Marc Laviolette a indiqué qu'on ne demandait pas une compensation pour l'ensemble des orphelins au Québec dans les années 1940 et 1950, mais pour quelque 1500 enfants qui ont été internés illégalement, grâce à un diagnostic médical falsifié qui allait à l'encontre des moeurs du temps, à l'encontre du Code civil et de la loi sur l'adoption de 1925. Nés hors mariage, non adoptés et majoritairement illégitimes, ces enfants furent privés de toute instruction ou de formation professionnelle.

En plus d'un dédommagement monétaire, les orphelins réclament une reconnaissance claire des faits tant par le gouvernement que par les autorités religieuses, ainsi qu'une correction des dossiers médicaux qui, encore aujourd'hui, déclarent débiles ou arriérés mentaux des individus sains d'esprit.

M. Roy se réjouit de l'intervention des trois centrales syndicales qui apportent aux orphelins l'appui de 900.000 personnes. On se souvient qu'un sondage réalisé il y a un peu plus d'un an, précise que près de 80% des Québécois appuient les revendications des orphelins de Duplessis.

«Ces gens-là ne sont pas uniquement victimes d'une injustice historique, mais qui se poursuit. Ces gens sont vivants et leurs conditions aujourd'hui est le résultat de ce qui s'est passé il y a près de 50 ans», a précisé M. Roy.

Rappelons que l'ancien premier ministre Lucien Bouchard avait offert une somme de 3 millions aux orphelins. Ces derniers avaient été insultés par cette offre et l'avait refusée.

Il faut préciser que la somme de 3 millions offerte était une réparation qui se donnait en services. Mais comme près des trois quarts des orphelins sont prestataires de l'aide sociale, ils avaient déjà accès gratuitement à ces services.

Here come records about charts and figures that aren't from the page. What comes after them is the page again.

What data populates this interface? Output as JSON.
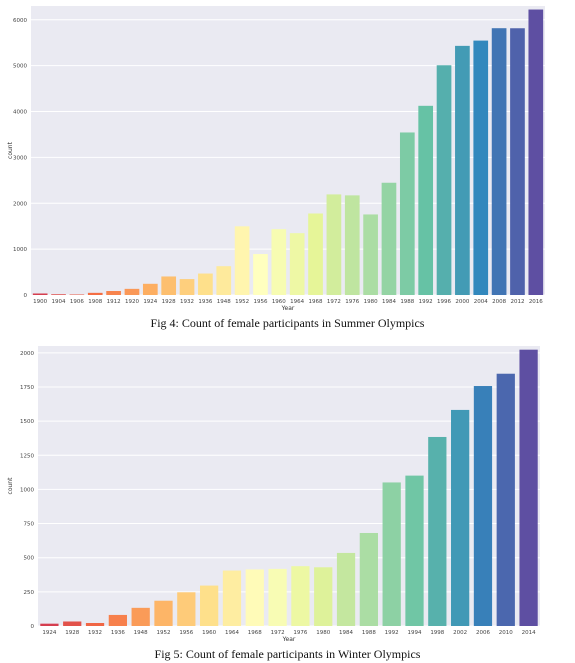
{
  "chart_data": [
    {
      "type": "bar",
      "xlabel": "Year",
      "ylabel": "count",
      "ylim": [
        0,
        6300
      ],
      "yticks": [
        0,
        1000,
        2000,
        3000,
        4000,
        5000,
        6000
      ],
      "grid": true,
      "categories": [
        "1900",
        "1904",
        "1906",
        "1908",
        "1912",
        "1920",
        "1924",
        "1928",
        "1932",
        "1936",
        "1948",
        "1952",
        "1956",
        "1960",
        "1964",
        "1968",
        "1972",
        "1976",
        "1980",
        "1984",
        "1988",
        "1992",
        "1996",
        "2000",
        "2004",
        "2008",
        "2012",
        "2016"
      ],
      "values": [
        33,
        16,
        11,
        47,
        87,
        134,
        244,
        404,
        347,
        468,
        628,
        1497,
        893,
        1435,
        1348,
        1777,
        2193,
        2172,
        1756,
        2447,
        3543,
        4124,
        5008,
        5431,
        5546,
        5816,
        5815,
        6223
      ],
      "caption": "Fig 4: Count of female participants in Summer Olympics"
    },
    {
      "type": "bar",
      "xlabel": "Year",
      "ylabel": "count",
      "ylim": [
        0,
        2050
      ],
      "yticks": [
        0,
        250,
        500,
        750,
        1000,
        1250,
        1500,
        1750,
        2000
      ],
      "grid": true,
      "categories": [
        "1924",
        "1928",
        "1932",
        "1936",
        "1948",
        "1952",
        "1956",
        "1960",
        "1964",
        "1968",
        "1972",
        "1976",
        "1980",
        "1984",
        "1988",
        "1992",
        "1994",
        "1998",
        "2002",
        "2006",
        "2010",
        "2014"
      ],
      "values": [
        17,
        33,
        22,
        81,
        133,
        185,
        247,
        296,
        406,
        414,
        418,
        438,
        430,
        535,
        681,
        1051,
        1101,
        1384,
        1582,
        1757,
        1847,
        2023
      ],
      "caption": "Fig 5: Count of female participants in Winter Olympics"
    }
  ]
}
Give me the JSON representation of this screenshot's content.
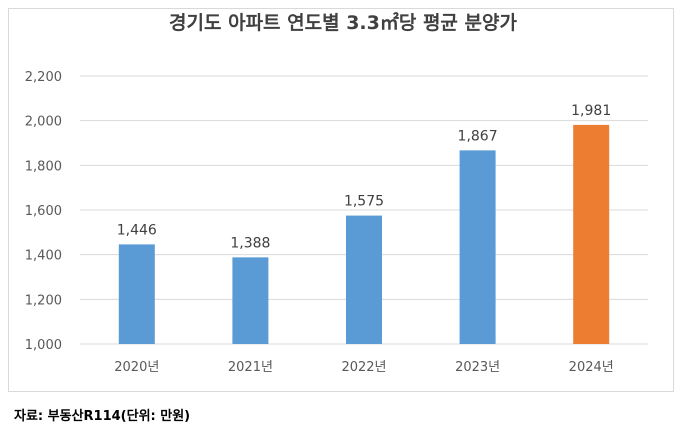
{
  "title": "경기도 아파트 연도별 3.3㎡당 평균 분양가",
  "source": "자료: 부동산R114(단위: 만원)",
  "colors": {
    "default_bar": "#5b9bd5",
    "highlight_bar": "#ed7d31",
    "grid": "#d9d9d9",
    "axis_text": "#595959",
    "label_text": "#404040"
  },
  "chart_data": {
    "type": "bar",
    "categories": [
      "2020년",
      "2021년",
      "2022년",
      "2023년",
      "2024년"
    ],
    "values": [
      1446,
      1388,
      1575,
      1867,
      1981
    ],
    "value_labels": [
      "1,446",
      "1,388",
      "1,575",
      "1,867",
      "1,981"
    ],
    "highlight_index": 4,
    "ylim": [
      1000,
      2200
    ],
    "yticks": [
      1000,
      1200,
      1400,
      1600,
      1800,
      2000,
      2200
    ],
    "ytick_labels": [
      "1,000",
      "1,200",
      "1,400",
      "1,600",
      "1,800",
      "2,000",
      "2,200"
    ],
    "grid": true,
    "legend": "none"
  }
}
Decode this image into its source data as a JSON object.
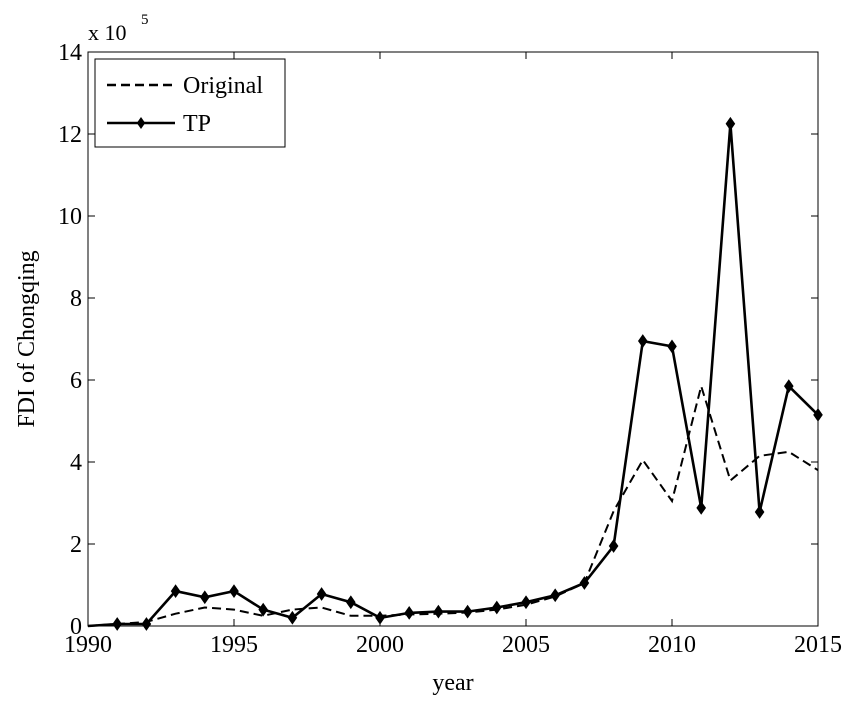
{
  "chart_data": {
    "type": "line",
    "x_label": "year",
    "y_label": "FDI of Chongqing",
    "y_multiplier": "x 10",
    "y_multiplier_exponent": "5",
    "x": [
      1990,
      1991,
      1992,
      1993,
      1994,
      1995,
      1996,
      1997,
      1998,
      1999,
      2000,
      2001,
      2002,
      2003,
      2004,
      2005,
      2006,
      2007,
      2008,
      2009,
      2010,
      2011,
      2012,
      2013,
      2014,
      2015
    ],
    "series": [
      {
        "name": "Original",
        "color": "#000000",
        "style": "dashed",
        "values": [
          0,
          0.05,
          0.1,
          0.3,
          0.45,
          0.4,
          0.25,
          0.4,
          0.45,
          0.25,
          0.25,
          0.28,
          0.3,
          0.33,
          0.4,
          0.52,
          0.72,
          1.05,
          2.8,
          4.05,
          3.05,
          5.85,
          3.55,
          4.15,
          4.25,
          3.8
        ]
      },
      {
        "name": "TP",
        "color": "#000000",
        "style": "solid-diamond",
        "values": [
          0,
          0.05,
          0.05,
          0.85,
          0.7,
          0.85,
          0.4,
          0.2,
          0.78,
          0.58,
          0.2,
          0.32,
          0.35,
          0.35,
          0.45,
          0.58,
          0.75,
          1.05,
          1.95,
          6.95,
          6.82,
          2.88,
          12.25,
          2.78,
          5.85,
          5.15
        ]
      }
    ],
    "xlim": [
      1990,
      2015
    ],
    "xticks": [
      1990,
      1995,
      2000,
      2005,
      2010,
      2015
    ],
    "ylim": [
      0,
      14
    ],
    "yticks": [
      0,
      2,
      4,
      6,
      8,
      10,
      12,
      14
    ],
    "grid": false,
    "legend": "upper-left"
  }
}
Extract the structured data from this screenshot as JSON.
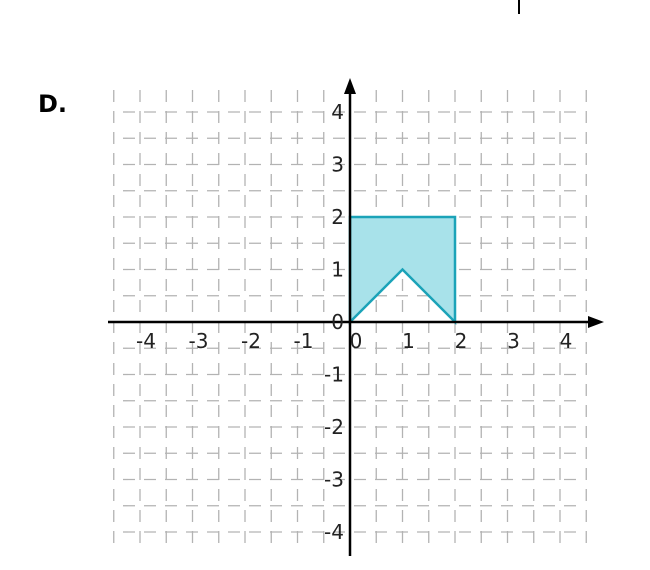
{
  "option_label": "D.",
  "colors": {
    "grid": "#b3b3b3",
    "axis": "#000000",
    "shape_fill": "#a8e2ea",
    "shape_stroke": "#1ba3b8"
  },
  "plot": {
    "x_range": [
      -4,
      4
    ],
    "y_range": [
      -4,
      4
    ],
    "grid": true,
    "x_tick_labels": [
      {
        "value": -4,
        "text": "-4"
      },
      {
        "value": -3,
        "text": "-3"
      },
      {
        "value": -2,
        "text": "-2"
      },
      {
        "value": -1,
        "text": "-1"
      },
      {
        "value": 0,
        "text": "0"
      },
      {
        "value": 1,
        "text": "1"
      },
      {
        "value": 2,
        "text": "2"
      },
      {
        "value": 3,
        "text": "3"
      },
      {
        "value": 4,
        "text": "4"
      }
    ],
    "y_tick_labels": [
      {
        "value": 4,
        "text": "4"
      },
      {
        "value": 3,
        "text": "3"
      },
      {
        "value": 2,
        "text": "2"
      },
      {
        "value": 1,
        "text": "1"
      },
      {
        "value": 0,
        "text": "0"
      },
      {
        "value": -1,
        "text": "-1"
      },
      {
        "value": -2,
        "text": "-2"
      },
      {
        "value": -3,
        "text": "-3"
      },
      {
        "value": -4,
        "text": "-4"
      }
    ],
    "shape": {
      "vertices": [
        [
          0,
          0
        ],
        [
          0,
          2
        ],
        [
          2,
          2
        ],
        [
          2,
          0
        ],
        [
          1,
          1
        ]
      ]
    }
  }
}
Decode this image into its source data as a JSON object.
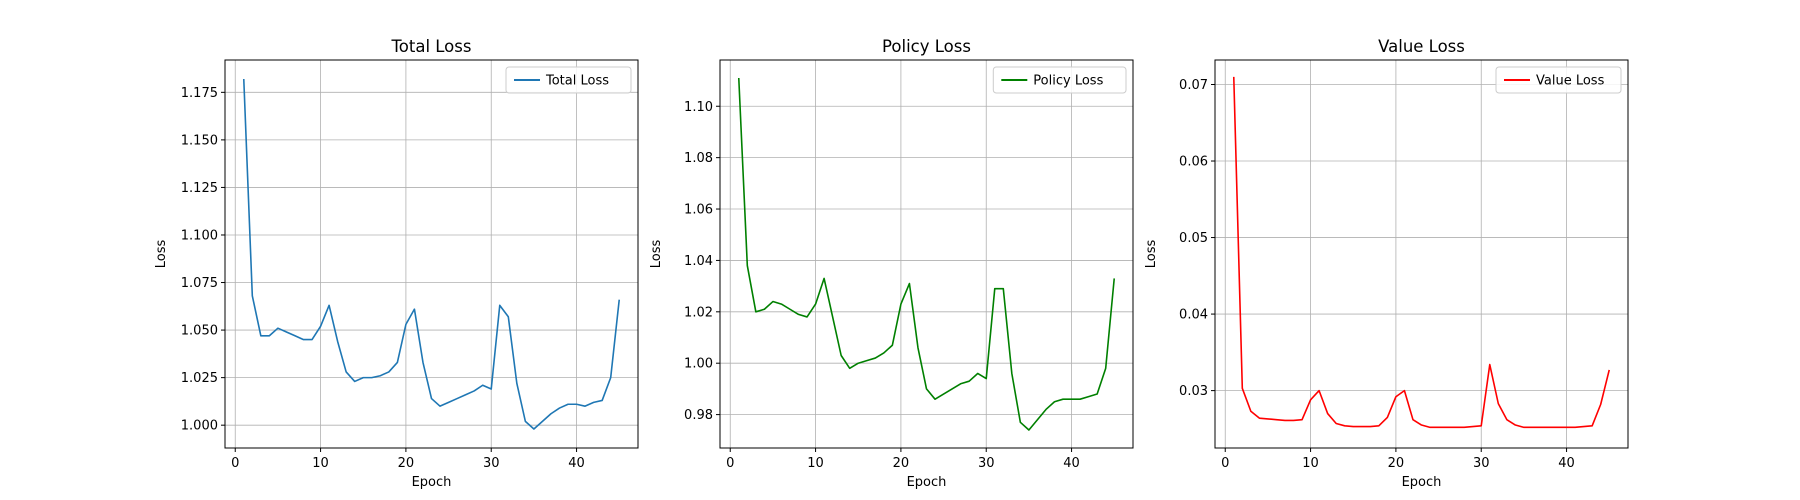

M. Lazure a ajouté que les orphelins demandent une réparation sans égard à la faute. «Je pense qu'un des facteurs qui a retardé le règlement, c'est le fait qu'on a cherché un coupable durant un certain nombre d'années, gouvernement, Église, communautés religieuses et médecins. Or, le rapport du Protecteur du citoyen est clair, il faut un règlement sans égard à la faute. Il y a des mécanismes de compensation de ce type au gouvernement et le temps est venu de régler la question sans recommencer les longues discussions, à savoir: qui a été le responsable.»